Тали выпрямилась, рукой откинула назад черные волосы. Поймала себя на том, что смотрит на свои руки: какие они темные, какая у них фактура.
– Нет, лучше завтра.
– Прошу вас не сердитесь на меня, мисс Тали.
– Я не сержусь. Пожалуй, нет.
– Вы ведь все понимаете?
– Еще как.
– Я помогу вам уложить вещи.
– Спасибо. Мне понадобится помощь.
Золотой луч солнца упал на ее пальцы. Она подняла их к свету, и они были как янтарь, перемешанный с черной патокой, насыщенные, чистые и чужие. Она позволила своей руке упасть, словно она была в перчатке и не представляла ценности.
– Только скажите мне, ваш брат действительно приезжает? Нет, не говорите ничего. Не нужно ничего говорить. У меня есть глаза. Неужели ваш муж действительно считает, что я могу нанести ущерб его собственности?
– Он сказал… Он говорит: «Впустишь одного, так они все сюда слетятся – и что тогда станет с твоей собственностью!» Вот что он говорит. О, иногда я так его ненавижу!
– Вы не собираетесь с ним поспорить?
– Я спорила целую неделю. Без толку. У меня все внутри сжалось. Я не могу есть. Вы самая приятная особа из всех, кого я знаю. Я ничего не могу поделать.

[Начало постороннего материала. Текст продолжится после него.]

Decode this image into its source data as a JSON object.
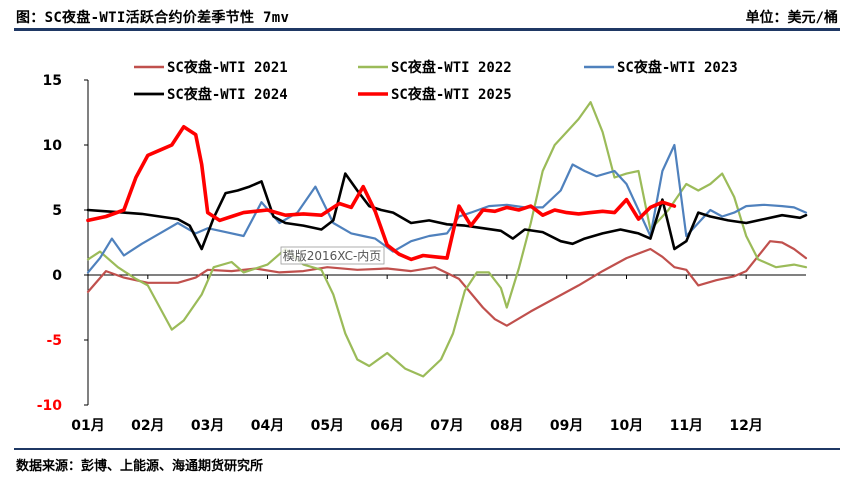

Тали пристально посмотрела на нее.
– Не можете? – спросила она отрешенно. – Нет, – проговорила она. – Пожалуй, не можете. Большинство не знают как. Ладно, – она резко повернулась. – Мне нужно многое сделать, миссис Раннион, чтобы съехать завтра. Вы уж извините, я начну собираться.
Миссис Раннион кивнула, вытерла глаза, высморкалась. Взялась за дверь, задержалась в дверном проеме:
– Я зайду попозже, помочь.
Тали стояла не двигаясь:
– Что? Ах да. Спасибо.
Дверь захлопнулась.
Тали опять подняла руки к золотистому свету: они были подобны перчаткам из тончайшей чеканной бронзы, которые она, если бы хватило терпения, могла бы стянуть с пальцев. Свет в окне медленно смещался, а она еще долго стояла, выполняя обычные неторопливые движения женщины, стягивающей перчатки, палец за пальцем, палец за пальцем…
Может быть, маленький человек олицетворяет собой и зло, и благо?
Если вы поняли намек, разобрались в себе и примирились с собственным прошлым и угрызениями совести, то маленький человек – во благо. Если вы отвергаете прошлое и гоните прочь угрызения совести, то вам станет больно. Тогда вам покажется, что маленький человек – во зло.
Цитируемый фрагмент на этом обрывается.